O segundo aspecto, é que no livro do Gênesis o mais importante é a dimensão que antecede o pegado ou a queda. A serpente seduz Eva e Adão, para se alimentarem da árvore do conhecimento, pois “Deus bem sabe que, no dia em que dele comerdes, vossos olhos se abrirão, e sereis como deuses, conhecedores do bem e do mal” (Gn 3, 5)” (certamente Deus proibiu comer da árvore, porque não queria concorrência). De repente Deus, caminhando no paraíso, pergunta por Adão, cuja resposta consiste em estar escondido. Escondido por DESCOBRIR que estava nu, escondido por DESCOBRIR que a nudez de Eva o provocava. Adão e Eva sempre estiveram no paraíso, mas não sabiam que estavam nus e nem sabiam que estavam no paraíso. Através do CONHECIMENTO, Adão e Eva, descobrem-se a si mesmo e descobrem um ao outro. Descobrem que estão no paraíso. O conhecimento é essa potência que faz com o sujeito se situe em um lugar e tome posição. Certamente, Adão e Eva, decidiram não mais ficar no paraíso, de modo a assumirem as consequências de viverem juntos como casal. A leitura de que Adão e Eva foram expulsos do paraíso, é uma leitura ao lado da perspectiva de que eles decidiram sair do paraíso, graças ao conhecimento que agora possuem. A abordagem do gênesis desde o pecado “original” é um instrumento histórico de dominação religiosa, que a igreja usa para determinar o modo de vida dos fiéis. Daí a defesa de um estado laico, para que a religião com suas doutrinas, não alienem a população.
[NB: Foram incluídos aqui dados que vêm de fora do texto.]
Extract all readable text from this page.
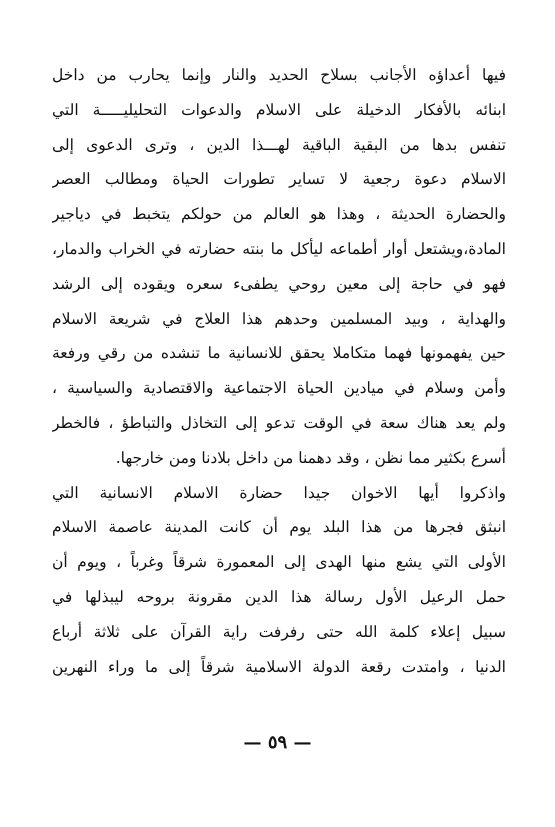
فيها أعداؤه الأجانب بسلاح الحديد والنار وإنما يحارب من داخل
ابنائه بالأفكار الدخيلة على الاسلام والدعوات التحليليـــــة التي
تنفس بدها من البقية الباقية لهـــذا الدين ، وترى الدعوى إلى
الاسلام دعوة رجعية لا تساير تطورات الحياة ومطالب العصر
والحضارة الحديثة ، وهذا هو العالم من حولكم يتخبط في دياجير
المادة،ويشتعل أوار أطماعه ليأكل ما بنته حضارته في الخراب والدمار،
فهو في حاجة إلى معين روحي يطفىء سعره ويقوده إلى الرشد
والهداية ، وبيد المسلمين وحدهم هذا العلاج في شريعة الاسلام
حين يفهمونها فهما متكاملا يحقق للانسانية ما تنشده من رقي ورفعة
وأمن وسلام في ميادين الحياة الاجتماعية والاقتصادية والسياسية ،
ولم يعد هناك سعة في الوقت تدعو إلى التخاذل والتباطؤ ، فالخطر
أسرع بكثير مما نظن ، وقد دهمنا من داخل بلادنا ومن خارجها.
واذكروا أيها الاخوان جيدا حضارة الاسلام الانسانية التي
انبثق فجرها من هذا البلد يوم أن كانت المدينة عاصمة الاسلام
الأولى التي يشع منها الهدى إلى المعمورة شرقاً وغرباً ، ويوم أن
حمل الرعيل الأول رسالة هذا الدين مقرونة بروحه ليبذلها في
سبيل إعلاء كلمة الله حتى رفرفت راية القرآن على ثلاثة أرباع
الدنيا ، وامتدت رقعة الدولة الاسلامية شرقاً إلى ما وراء النهرين
— ٥٩ —
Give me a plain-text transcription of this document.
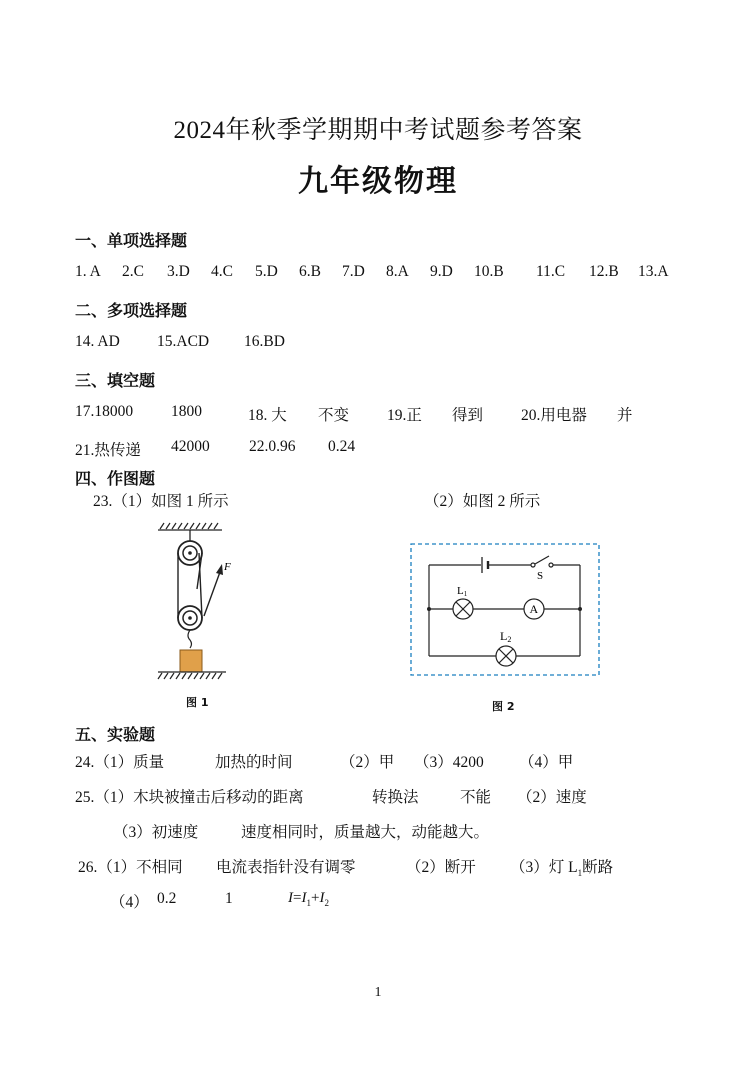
2024年秋季学期期中考试题参考答案
九年级物理
一、单项选择题
1. A 2.C 3.D 4.C 5.D 6.B 7.D 8.A 9.D 10.B 11.C 12.B 13.A
二、多项选择题
14. AD 15.ACD 16.BD
三、填空题
17.18000 1800	18. 大 不变 19.正 得到 20.用电器 并
21.热传递 42000	22.0.96 0.24
四、作图题
23.（1）如图 1 所示	（2）如图 2 所示
F
图 1
S
L1
A
L2
图 2
五、实验题
24.（1）质量	加热的时间	（2）甲 （3）4200 （4）甲
25.（1）木块被撞击后移动的距离	转换法	不能 （2）速度
（3）初速度	速度相同时，质量越大，动能越大。
26.（1）不相同 电流表指针没有调零	（2）断开 （3）灯 $L_1$断路
（4） 0.2	1	$I=I_1+I_2$
1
O terceiro e último aspecto, são as consequências da visão reprodutiva do homem e da mulher. Ao acentuar o aspecto reprodutivo, se reduz o humano ao puro aspecto biológico. Essa visão desencadeia uma violência sem precedente, pois retira da vida seu aspecto divino, isto é, separa o humano, cuja matéria prima é o barro moldado por Deus, do biológico. “A vida, uma vez cindida, gera uma zona anômala” (AGAMBEN, 2004, p. 86).  Na zona anômala a vida é reduzida a pura biologia. Desprovida da transcendência quanto da imanência, a vida se desloca para o campo da legalidade da lei, onde confinada aos espaços jurídicos, determina quem vive e quem morre.  Quando se defende a tese da reprodução, se está retirando do humano sua transcendência. Porque a aliança entre a religião e a política, assassinaram Jesus? Porque não descobriram (não entenderam) o divino em Jesus. Para tanto, Jesus foi julgado e condenado por todas as instâncias. Quem não consegue ver no outro o divino, o reduz a pura biologia, e por extensão, reduz o outro a genitália, isto é, a um animal qualquer. Assim, como o fazendeiro controla seu rebanho através da castração de alguns, clérigos e pastores, usam a bíblia e o nome de Deus, para controlar a vida das pessoas, de modo que assassinar alguém da comunidade LGBTQI+, presta um serviço a deus. A comunidade LGBTQI+ não precisa da autorização da igreja, de religiosos ou de quem quer que seja, para existir. Simplesmente existem como pessoas, de modo que nada neste mundo vai impedir que o AMOR morra.

Concluindo, defendemos totalmente a tese de Giorgio Aganbem, que objetiva “construir um conceito de forma-de-vida, uma vida que se liga tão estreitamente à sua forma que resulta inseparável a ela” (Agamben, 2011, p. 07). Em outras palavras, Aganbem, propõe pensar a vida no seu modo de viver, abrindo a possibilidade de acolhermos a vida no modo em que o outro vive sua vida. Aceitar a comunidade LGBTQI+ pelo seu modo de vida, e não pela teoria da vida que está na religião ou em qualquer outro lugar. Aceitar o modo de vida da mulher enquanto mulher e não análoga ao homem. Aceitar a vida dos afrodescendentes desde seu universo religioso e cultural e não comparando com os brancos ocidentais. A vida, não é um conceito, a vida é de quem a vive, numa unidade irredutível as partes.

 

BIBLIOGRAFIA.

AGAMBEN, Giorgio.  A Linguagem e a Morte. Um seminário sobre o lugar da negatividade. Belo Horizonte: editora UFMG, 2006.

___________. Estado de exceção. Homo Sacer, II, I. São Paulo: Boitempo. 2004.

___________. O que resta de auschwitz: o arquivo e a testemunha. São Paulo: Boitempo. 2008.

___________. Il regno e la gloria. Per una genealogia teologica dell’economia e del governo. Homo sacer. Vol 2/2, Neri Pozza, 2007c — (Tradução: O reino e a glória: Por uma genealogia teológica da economia e do governo [Homo Sacer, II, 2]. São Paulo: Boitempo Editorial, 2011.)